The plan has been inspired by the Stormwater Management and Road Tunnel in Kuala Lumpur, which takes peak hour traffic across the city when it is not carrying storm water.
The London scheme would involve using the Thames Tideway Tunnel, which will run from Acton in west London to Stratford in the east, as a cycle super-highway when it is not being used as an overflow for the city’s sewer system.
The Mayor of London has commissioned a team of consultants to conduct a feasibility study and draw up initial designs, with the scheme likely to use cycle ways elevated above the base of the super-sewer tunnel.
Speaking to Building, a well-placed source in the Mayor of London’s office said: “We understand that people might initially object to the smell but this will be the most high-tech sewer in the world. The expectation is the smell would be no worse than some streets in Hackney that have a distinctly effluent aroma I’ll tell you.”
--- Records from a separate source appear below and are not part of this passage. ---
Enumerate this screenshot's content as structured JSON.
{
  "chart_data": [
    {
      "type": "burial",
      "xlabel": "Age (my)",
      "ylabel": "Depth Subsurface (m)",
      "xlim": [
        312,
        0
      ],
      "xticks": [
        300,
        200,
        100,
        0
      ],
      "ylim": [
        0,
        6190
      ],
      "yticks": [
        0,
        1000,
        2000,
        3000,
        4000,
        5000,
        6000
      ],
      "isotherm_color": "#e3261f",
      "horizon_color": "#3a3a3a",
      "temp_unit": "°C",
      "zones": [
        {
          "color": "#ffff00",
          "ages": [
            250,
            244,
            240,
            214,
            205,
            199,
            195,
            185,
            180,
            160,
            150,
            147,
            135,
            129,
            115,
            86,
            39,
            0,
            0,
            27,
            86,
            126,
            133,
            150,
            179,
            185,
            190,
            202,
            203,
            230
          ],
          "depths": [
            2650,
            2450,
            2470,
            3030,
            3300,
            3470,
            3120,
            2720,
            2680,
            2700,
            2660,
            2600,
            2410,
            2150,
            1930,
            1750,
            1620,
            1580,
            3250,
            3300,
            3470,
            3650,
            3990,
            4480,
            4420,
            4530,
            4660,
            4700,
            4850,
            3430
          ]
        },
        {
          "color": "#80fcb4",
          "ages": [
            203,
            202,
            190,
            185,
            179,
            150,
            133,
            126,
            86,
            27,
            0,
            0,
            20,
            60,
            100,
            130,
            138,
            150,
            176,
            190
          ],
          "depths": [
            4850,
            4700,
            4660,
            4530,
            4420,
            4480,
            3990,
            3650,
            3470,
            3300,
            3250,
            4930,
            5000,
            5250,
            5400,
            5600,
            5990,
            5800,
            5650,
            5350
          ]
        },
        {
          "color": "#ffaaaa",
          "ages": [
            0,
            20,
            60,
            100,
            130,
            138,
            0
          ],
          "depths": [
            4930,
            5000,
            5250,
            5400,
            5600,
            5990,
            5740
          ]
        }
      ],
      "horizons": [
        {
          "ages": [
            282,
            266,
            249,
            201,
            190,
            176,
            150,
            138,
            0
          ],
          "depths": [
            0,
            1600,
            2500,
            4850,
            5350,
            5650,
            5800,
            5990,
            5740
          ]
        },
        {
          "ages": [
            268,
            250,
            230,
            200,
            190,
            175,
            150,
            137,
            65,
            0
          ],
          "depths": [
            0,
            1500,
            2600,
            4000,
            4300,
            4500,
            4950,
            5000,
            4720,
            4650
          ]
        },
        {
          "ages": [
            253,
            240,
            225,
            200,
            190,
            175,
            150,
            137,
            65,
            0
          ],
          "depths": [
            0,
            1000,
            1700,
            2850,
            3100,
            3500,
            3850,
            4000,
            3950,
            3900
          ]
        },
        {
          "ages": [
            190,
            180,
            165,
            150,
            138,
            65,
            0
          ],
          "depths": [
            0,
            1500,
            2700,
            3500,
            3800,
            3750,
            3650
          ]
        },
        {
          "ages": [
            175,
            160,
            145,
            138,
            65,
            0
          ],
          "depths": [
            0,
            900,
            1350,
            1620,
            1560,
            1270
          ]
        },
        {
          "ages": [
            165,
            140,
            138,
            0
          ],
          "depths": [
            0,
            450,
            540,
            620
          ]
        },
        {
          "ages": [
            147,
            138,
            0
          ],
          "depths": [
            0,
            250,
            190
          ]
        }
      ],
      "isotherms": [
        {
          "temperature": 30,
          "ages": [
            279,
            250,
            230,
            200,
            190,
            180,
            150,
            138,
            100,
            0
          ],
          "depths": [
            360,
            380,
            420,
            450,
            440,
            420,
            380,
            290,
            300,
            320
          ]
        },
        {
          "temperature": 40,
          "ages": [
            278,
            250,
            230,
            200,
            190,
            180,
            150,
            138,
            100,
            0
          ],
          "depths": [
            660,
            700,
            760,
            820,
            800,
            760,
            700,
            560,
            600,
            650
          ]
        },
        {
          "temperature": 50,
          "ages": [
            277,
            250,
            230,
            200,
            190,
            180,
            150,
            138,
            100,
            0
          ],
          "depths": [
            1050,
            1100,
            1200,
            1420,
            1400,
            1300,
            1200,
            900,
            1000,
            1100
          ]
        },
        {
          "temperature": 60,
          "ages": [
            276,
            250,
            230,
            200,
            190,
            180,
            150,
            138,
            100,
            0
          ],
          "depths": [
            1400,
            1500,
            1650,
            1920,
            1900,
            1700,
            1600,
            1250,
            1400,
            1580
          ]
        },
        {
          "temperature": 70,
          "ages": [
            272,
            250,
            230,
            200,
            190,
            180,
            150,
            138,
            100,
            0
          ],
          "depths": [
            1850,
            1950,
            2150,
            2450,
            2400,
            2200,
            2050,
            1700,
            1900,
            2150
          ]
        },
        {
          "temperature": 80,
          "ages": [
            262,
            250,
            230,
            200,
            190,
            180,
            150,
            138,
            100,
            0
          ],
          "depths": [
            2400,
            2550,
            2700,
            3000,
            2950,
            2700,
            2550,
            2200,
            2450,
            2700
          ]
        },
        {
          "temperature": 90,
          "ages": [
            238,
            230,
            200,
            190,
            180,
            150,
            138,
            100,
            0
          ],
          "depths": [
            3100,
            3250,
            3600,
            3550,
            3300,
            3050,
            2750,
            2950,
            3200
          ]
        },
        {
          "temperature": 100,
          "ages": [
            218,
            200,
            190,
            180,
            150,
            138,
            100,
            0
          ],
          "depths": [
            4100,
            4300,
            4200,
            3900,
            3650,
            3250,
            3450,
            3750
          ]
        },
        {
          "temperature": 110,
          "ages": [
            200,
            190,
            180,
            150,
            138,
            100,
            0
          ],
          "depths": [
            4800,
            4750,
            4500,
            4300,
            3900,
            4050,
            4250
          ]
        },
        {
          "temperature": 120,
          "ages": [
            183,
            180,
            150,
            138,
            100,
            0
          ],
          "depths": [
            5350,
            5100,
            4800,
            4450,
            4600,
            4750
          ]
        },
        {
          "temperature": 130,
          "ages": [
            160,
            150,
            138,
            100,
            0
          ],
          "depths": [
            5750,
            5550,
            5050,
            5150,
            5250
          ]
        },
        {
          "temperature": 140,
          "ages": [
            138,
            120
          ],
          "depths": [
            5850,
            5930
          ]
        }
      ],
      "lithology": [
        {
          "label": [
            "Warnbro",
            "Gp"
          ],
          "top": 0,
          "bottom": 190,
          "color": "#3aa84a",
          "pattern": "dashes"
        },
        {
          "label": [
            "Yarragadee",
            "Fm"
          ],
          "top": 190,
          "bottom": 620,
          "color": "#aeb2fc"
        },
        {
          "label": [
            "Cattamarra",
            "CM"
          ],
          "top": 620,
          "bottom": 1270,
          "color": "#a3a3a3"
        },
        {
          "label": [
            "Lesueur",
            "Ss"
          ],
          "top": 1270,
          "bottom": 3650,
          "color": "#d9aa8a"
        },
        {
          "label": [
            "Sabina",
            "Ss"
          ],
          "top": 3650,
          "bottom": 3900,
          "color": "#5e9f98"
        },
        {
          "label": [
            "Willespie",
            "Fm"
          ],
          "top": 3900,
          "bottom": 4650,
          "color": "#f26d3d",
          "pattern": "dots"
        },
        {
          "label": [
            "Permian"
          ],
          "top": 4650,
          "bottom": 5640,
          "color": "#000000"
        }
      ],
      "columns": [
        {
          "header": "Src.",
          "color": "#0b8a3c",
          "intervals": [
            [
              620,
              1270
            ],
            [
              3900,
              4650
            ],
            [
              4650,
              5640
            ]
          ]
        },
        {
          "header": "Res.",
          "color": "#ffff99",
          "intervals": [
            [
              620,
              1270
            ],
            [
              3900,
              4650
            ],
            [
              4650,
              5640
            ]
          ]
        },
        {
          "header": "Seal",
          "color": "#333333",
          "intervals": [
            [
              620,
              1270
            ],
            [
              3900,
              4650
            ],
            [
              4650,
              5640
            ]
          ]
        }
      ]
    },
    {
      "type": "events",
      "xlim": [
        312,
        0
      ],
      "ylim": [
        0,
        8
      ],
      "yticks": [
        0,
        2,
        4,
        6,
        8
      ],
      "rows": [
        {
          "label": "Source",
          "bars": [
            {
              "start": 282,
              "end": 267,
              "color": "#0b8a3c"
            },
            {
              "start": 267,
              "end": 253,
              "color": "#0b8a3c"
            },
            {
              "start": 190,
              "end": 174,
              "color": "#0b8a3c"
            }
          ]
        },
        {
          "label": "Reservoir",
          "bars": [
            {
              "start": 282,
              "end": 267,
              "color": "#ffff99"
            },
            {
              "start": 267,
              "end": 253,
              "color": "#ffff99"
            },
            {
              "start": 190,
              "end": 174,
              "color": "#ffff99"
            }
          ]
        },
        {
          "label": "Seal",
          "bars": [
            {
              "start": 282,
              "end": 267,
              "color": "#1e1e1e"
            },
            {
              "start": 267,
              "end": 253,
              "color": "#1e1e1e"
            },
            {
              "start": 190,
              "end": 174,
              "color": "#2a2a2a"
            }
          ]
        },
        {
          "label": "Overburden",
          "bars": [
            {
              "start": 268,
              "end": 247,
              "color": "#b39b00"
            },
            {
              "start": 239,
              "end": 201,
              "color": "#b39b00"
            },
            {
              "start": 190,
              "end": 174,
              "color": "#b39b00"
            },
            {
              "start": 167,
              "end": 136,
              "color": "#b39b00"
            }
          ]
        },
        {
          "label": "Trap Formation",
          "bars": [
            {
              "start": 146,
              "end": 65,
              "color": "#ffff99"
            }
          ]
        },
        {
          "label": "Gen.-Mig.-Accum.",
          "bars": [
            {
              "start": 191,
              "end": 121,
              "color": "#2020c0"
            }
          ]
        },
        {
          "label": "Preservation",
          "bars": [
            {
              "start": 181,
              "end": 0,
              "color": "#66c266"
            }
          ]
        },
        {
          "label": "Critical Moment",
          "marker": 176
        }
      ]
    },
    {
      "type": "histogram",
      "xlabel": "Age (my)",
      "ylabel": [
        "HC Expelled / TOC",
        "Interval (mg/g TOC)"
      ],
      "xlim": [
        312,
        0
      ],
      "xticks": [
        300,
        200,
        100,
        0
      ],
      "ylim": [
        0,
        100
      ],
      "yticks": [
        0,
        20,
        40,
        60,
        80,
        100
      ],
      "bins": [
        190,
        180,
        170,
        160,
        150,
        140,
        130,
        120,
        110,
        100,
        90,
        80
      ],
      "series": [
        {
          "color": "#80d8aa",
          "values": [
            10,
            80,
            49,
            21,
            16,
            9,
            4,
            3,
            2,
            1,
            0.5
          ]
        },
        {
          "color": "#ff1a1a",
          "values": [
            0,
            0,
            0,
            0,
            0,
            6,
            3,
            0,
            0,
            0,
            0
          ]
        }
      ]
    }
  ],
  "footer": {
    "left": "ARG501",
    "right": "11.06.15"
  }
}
The source added that in the current “austerity constrained” times politicians and engineers had to “summon the creativity of our Victorian forbearers” to create “city shaping” infrastructure.
“We might not be able to afford cycle paths in the sky but our goals have found a real synergy with the Thames Tideway Tunnel project.
“By allowing people to move freely and safely from east to west by bike we will boost London’s economy and tackle our climate change objectives,” the source said, adding that bike wash facilities would be included at all exit points from the super-sewer under the plans.
A source at the Thames Tideway Tunnel said the proposal was being given “serious consideration” but that the Greater London Authority would need to fund any changes to the scheme.